Wheat broker and California land speculator

Isaac Friedlander (c. 1823-1878) was a wheat broker and major early California land speculator who was known as the Wheat King or the Grain King.

==Biography==
Friedlander was born in Oldenburg, Germany, but as a child moved to Charleston, South Carolina, where he spent his boyhood. In 1849, he moved to California during the gold rush. He had poor luck mining in Yuba County, but within a few years he went into mercantile trade and was able to corner the market on flour for the mining camps. Even that venture failed one time, but through his personal reputation for honesty in business he was able to maintain his credit and build the business back up.

At the end of the Civil War, the economy in the United States re-stabilized and simultaneously California started to produce a surplus of wheat beyond the needs of west coast markets. Friedlander and other producers experimented with shipping to Pacific rim countries, but by coincidence weather-related crop failures in Great Britain created excess demand there. Although the British Isles were only accessible via a long, difficult trip around Cape Horn, Friedlander learned to take advantage of new technologies. One was a fast new clipper ship, called the Down Easter, which was particularly suited to cargo such as wheat, and could make the trip to England in about 100 days. He also utilized the telegraph, especially the newly laid trans-Atlantic telegraph, over which he was able to coordinate information about available vessels to ship the crop in a timely manner. Within a few years, California became a major supplier of flour and wheat to Great Britain.

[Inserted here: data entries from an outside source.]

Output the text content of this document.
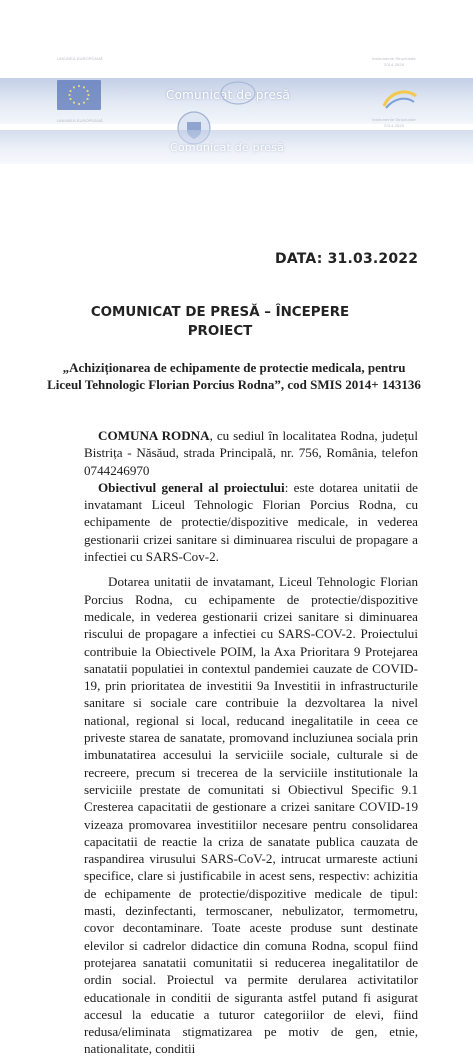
UNIUNEA EUROPEANĂ	Instrumente Structurale
2014-2020
Comunicat de presă
UNIUNEA EUROPEANĂ	Instrumente Structurale
2014-2020
Comunicat de presă
DATA: 31.03.2022
COMUNICAT DE PRESĂ – ÎNCEPERE
PROIECT
„Achiziționarea de echipamente de protectie medicala, pentru Liceul Tehnologic Florian Porcius Rodna”, cod SMIS 2014+ 143136

COMUNA RODNA, cu sediul în localitatea Rodna, județul Bistrița - Năsăud, strada Principală, nr. 756, România, telefon 0744246970

Obiectivul general al proiectului: este dotarea unitatii de invatamant Liceul Tehnologic Florian Porcius Rodna, cu echipamente de protectie/dispozitive medicale, in vederea gestionarii crizei sanitare si diminuarea riscului de propagare a infectiei cu SARS-Cov-2.

Dotarea unitatii de invatamant, Liceul Tehnologic Florian Porcius Rodna, cu echipamente de protectie/dispozitive medicale, in vederea gestionarii crizei sanitare si diminuarea riscului de propagare a infectiei cu SARS-COV-2. Proiectului contribuie la Obiectivele POIM, la Axa Prioritara 9 Protejarea sanatatii populatiei in contextul pandemiei cauzate de COVID-19, prin prioritatea de investitii 9a Investitii in infrastructurile sanitare si sociale care contribuie la dezvoltarea la nivel national, regional si local, reducand inegalitatile in ceea ce priveste starea de sanatate, promovand incluziunea sociala prin imbunatatirea accesului la serviciile sociale, culturale si de recreere, precum si trecerea de la serviciile institutionale la serviciile prestate de comunitati si Obiectivul Specific 9.1 Cresterea capacitatii de gestionare a crizei sanitare COVID-19 vizeaza promovarea investitiilor necesare pentru consolidarea capacitatii de reactie la criza de sanatate publica cauzata de raspandirea virusului SARS-CoV-2, intrucat urmareste actiuni specifice, clare si justificabile in acest sens, respectiv: achizitia de echipamente de protectie/dispozitive medicale de tipul: masti, dezinfectanti, termoscaner, nebulizator, termometru, covor decontaminare. Toate aceste produse sunt destinate elevilor si cadrelor didactice din comuna Rodna, scopul fiind protejarea sanatatii comunitatii si reducerea inegalitatilor de ordin social. Proiectul va permite derularea activitatilor educationale in conditii de siguranta astfel putand fi asigurat accesul la educatie a tuturor categoriilor de elevi, fiind redusa/eliminata stigmatizarea pe motiv de gen, etnie, nationalitate, conditii
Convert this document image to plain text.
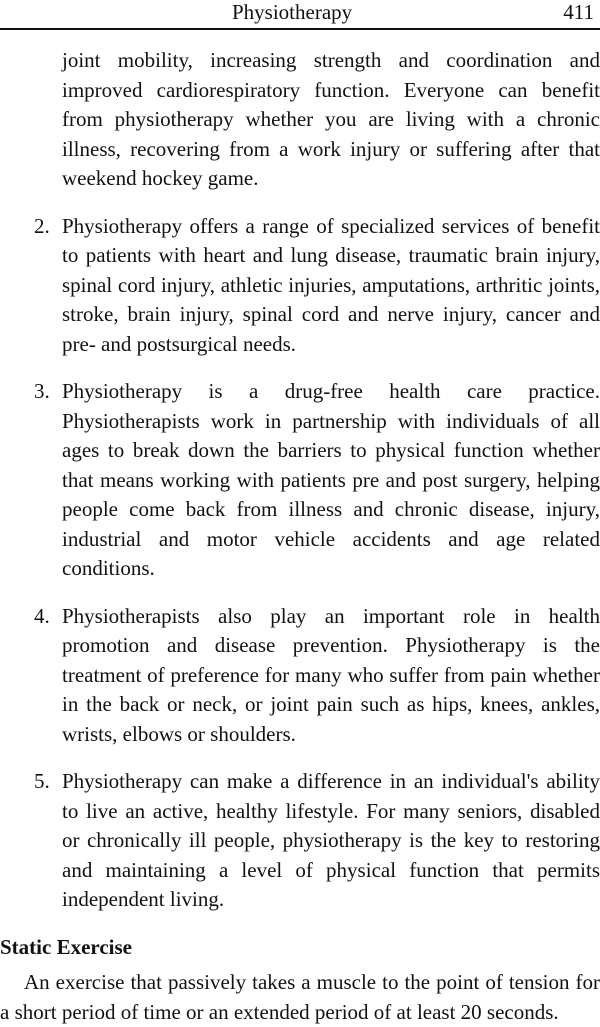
Physiotherapy	411

joint mobility, increasing strength and coordination and improved cardiorespiratory function. Everyone can benefit from physiotherapy whether you are living with a chronic illness, recovering from a work injury or suffering after that weekend hockey game.

2. Physiotherapy offers a range of specialized services of benefit to patients with heart and lung disease, traumatic brain injury, spinal cord injury, athletic injuries, amputations, arthritic joints, stroke, brain injury, spinal cord and nerve injury, cancer and pre- and postsurgical needs.
3. Physiotherapy is a drug-free health care practice. Physiotherapists work in partnership with individuals of all ages to break down the barriers to physical function whether that means working with patients pre and post surgery, helping people come back from illness and chronic disease, injury, industrial and motor vehicle accidents and age related conditions.
4. Physiotherapists also play an important role in health promotion and disease prevention. Physiotherapy is the treatment of preference for many who suffer from pain whether in the back or neck, or joint pain such as hips, knees, ankles, wrists, elbows or shoulders.
5. Physiotherapy can make a difference in an individual's ability to live an active, healthy lifestyle. For many seniors, disabled or chronically ill people, physiotherapy is the key to restoring and maintaining a level of physical function that permits independent living.
Static Exercise

An exercise that passively takes a muscle to the point of tension for a short period of time or an extended period of at least 20 seconds.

Friedlander built grain elevators and grist mills, employed the most modern large scale mechanized farming practices on the farms he owned, was a backer and promoter of California's first irrigation canal, and bought hundreds of thousands of acres of land in California's Central Valley. Beyond his business enterprises, Friedlander's involvement in public life included being water commissioner, one of the original regents of the University of California, and a several term vice-president and president of the San Francisco Chamber of Commerce.

Friedlander was Jewish, part of a group of Jewish immigrants to the early Bay Area who considered the opportunities presented by the young state to be somewhat of a "promised land." In personal descriptions, his biographers never fail to mention that he was a large man, 6 feet 7 inches. Friedlander and his South Carolina-born wife Priscilla were known for their parties in which they brought a flavor of "Old South" culture to San Francisco. At the time of his death, he was survived by five children.

Friedlander had financial setbacks in 1877, related to a crop failure. In the summer of 1878 he died of a heart failure that some thought was brought on by the stress of managing his business on a day-to-day basis in general, and the crop failure in particular. However he left a legacy of business methods such that California wheat production remained a major industry for another twenty-five years.